Si había algo que detestaba Julio de su amigo era su permanente necesidad de sentirse diferente. Por eso lo llamaba por su segundo nombre. <<Te dije cien veces que no me gusta que me llames por el nombre de mi padre. Y no, no puedo tomar una copa, son las 10 y a las 11 y media tengo que estar en la aseguradora, para firmar un cheque>>, le dijo al Hungaro mientras arrimaba una silla y llamaba al mozo para pedir un café con leche. Sin dejar que el Hungaro contestase prosiguió: <<Contame, Ale, que dijo La Manicura?>>. La manicura era el sobrenombre en código que usaban para hablar de la amante del Hungaro, una delicada mujer alta y risueña, de negros pelos largos rizados que se ganaba la vida escribiendo novelas de ficción. A los muchachos siempre les había parecido una analogía simpatica y a la vez un acertijo indescifrable llamar a la mujer que todo lo hacia con un par de manos mágicas, La Manicura. Era una mujer de clase, de inteligencia; quizás hasta demasiado para un hombre como aquel. A Julio siempre le había sorprendido que estuviesen juntos; que una alguien que todo podía decirlo en una frase (y que aun así nunca se detenía en una simple frase sino que seguía hasta escribir un libro), estuviera con aquel proyecto de persona que era su amigo. <<Creo que a La Manicura no lo voy a ver mas, amigo. Estoy cansado de que no quiera mostrarse públicamente conmigo, de que todo ocurra puertas adentro, de que nunca mi cara pueda salir al lado de la ella en una foto, en una revista, de que siempre sea el malparido ese del actor del cual no quiero ni repetir el nombre porque me saca sarpullido hablar de ese hijo de una gran…>>.

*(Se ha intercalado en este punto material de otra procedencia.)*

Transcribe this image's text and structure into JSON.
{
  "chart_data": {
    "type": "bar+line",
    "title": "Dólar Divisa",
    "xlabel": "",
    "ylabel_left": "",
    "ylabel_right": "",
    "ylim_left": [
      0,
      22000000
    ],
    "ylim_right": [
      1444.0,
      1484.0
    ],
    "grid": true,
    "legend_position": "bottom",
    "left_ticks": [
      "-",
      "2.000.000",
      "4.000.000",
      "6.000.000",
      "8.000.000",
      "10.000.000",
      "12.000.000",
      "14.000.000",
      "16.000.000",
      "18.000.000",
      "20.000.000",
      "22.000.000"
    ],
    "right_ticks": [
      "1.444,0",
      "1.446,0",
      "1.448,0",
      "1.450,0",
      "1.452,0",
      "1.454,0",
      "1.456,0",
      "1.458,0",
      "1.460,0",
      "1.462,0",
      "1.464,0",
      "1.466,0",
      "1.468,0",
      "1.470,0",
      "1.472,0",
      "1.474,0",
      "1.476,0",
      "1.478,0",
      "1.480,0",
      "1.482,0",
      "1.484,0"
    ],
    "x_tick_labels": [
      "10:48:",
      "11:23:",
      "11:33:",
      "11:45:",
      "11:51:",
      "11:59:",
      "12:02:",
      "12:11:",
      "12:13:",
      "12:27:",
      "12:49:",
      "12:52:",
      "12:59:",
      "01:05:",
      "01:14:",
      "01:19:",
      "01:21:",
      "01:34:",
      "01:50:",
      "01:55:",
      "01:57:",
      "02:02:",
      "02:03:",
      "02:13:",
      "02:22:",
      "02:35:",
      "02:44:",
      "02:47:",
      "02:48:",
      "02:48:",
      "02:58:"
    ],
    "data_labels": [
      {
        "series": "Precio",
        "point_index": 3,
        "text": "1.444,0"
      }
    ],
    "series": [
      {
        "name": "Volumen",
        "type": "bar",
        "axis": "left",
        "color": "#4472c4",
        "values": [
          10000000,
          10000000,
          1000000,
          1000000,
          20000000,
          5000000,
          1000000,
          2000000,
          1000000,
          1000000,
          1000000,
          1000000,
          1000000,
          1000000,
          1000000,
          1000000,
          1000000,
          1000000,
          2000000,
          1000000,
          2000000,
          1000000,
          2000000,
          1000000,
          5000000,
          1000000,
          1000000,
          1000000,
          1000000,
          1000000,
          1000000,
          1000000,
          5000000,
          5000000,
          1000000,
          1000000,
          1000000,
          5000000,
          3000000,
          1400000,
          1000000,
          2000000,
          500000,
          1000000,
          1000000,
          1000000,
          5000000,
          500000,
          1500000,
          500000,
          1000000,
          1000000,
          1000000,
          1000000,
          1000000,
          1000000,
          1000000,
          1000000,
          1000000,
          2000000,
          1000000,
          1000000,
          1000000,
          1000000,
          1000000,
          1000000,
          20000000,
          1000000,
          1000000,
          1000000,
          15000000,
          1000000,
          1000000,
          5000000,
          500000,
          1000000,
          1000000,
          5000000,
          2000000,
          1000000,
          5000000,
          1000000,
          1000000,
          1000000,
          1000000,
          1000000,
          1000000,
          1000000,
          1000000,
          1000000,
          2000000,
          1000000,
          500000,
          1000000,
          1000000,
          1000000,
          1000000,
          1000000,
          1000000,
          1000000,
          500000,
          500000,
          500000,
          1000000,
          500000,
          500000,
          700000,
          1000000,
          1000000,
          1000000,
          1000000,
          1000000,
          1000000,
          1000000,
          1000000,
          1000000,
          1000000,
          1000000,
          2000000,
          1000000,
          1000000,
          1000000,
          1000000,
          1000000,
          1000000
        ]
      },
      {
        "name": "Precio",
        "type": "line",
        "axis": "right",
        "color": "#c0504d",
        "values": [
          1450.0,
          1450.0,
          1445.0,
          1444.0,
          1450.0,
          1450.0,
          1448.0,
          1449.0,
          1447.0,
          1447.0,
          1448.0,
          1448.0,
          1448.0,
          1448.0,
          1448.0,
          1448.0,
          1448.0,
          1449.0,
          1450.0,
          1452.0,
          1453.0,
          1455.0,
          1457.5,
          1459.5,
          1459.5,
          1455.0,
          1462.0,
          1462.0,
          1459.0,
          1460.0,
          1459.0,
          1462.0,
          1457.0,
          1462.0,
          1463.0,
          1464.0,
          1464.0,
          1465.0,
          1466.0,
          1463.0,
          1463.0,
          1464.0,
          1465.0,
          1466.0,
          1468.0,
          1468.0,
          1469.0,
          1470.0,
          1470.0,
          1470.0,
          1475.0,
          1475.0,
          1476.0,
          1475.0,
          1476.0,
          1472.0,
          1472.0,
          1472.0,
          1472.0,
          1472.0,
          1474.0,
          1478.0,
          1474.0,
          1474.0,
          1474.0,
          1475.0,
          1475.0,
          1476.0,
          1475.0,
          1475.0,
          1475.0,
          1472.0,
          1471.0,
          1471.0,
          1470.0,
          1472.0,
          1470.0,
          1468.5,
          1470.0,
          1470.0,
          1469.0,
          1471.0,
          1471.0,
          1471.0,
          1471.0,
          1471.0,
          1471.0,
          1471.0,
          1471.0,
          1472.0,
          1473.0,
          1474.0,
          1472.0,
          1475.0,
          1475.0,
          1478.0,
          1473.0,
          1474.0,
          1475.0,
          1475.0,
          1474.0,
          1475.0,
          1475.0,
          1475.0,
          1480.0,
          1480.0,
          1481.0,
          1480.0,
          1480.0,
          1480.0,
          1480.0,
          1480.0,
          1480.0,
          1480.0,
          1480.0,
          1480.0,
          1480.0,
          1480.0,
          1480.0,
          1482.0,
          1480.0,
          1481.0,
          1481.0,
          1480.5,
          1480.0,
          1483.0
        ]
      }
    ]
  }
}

Cuando el Hungaro soltaba la lengua no había forma de que por sí mismo se detuviera. En su exasperante verborragia mental, en aquella desesperada carrera al infinito que parecía correr cada vez que comenzaba algo se basaban todos sus problemas. Así era que se había vuelto tan gordo, por eso con los otros muchachos lo llamaban también (a sus espaldas): el obeso. Julio se aprestaba a intervenir la alocada dicción del Hungaro cuando la voz del Alemán hizo el trabajo por el. <<Muchachos, que día de mierda tengo no saben, me paso de todo>> dijo Herman, mientras apoyaba en la mesa el gorro de lana que acababa de quitarse.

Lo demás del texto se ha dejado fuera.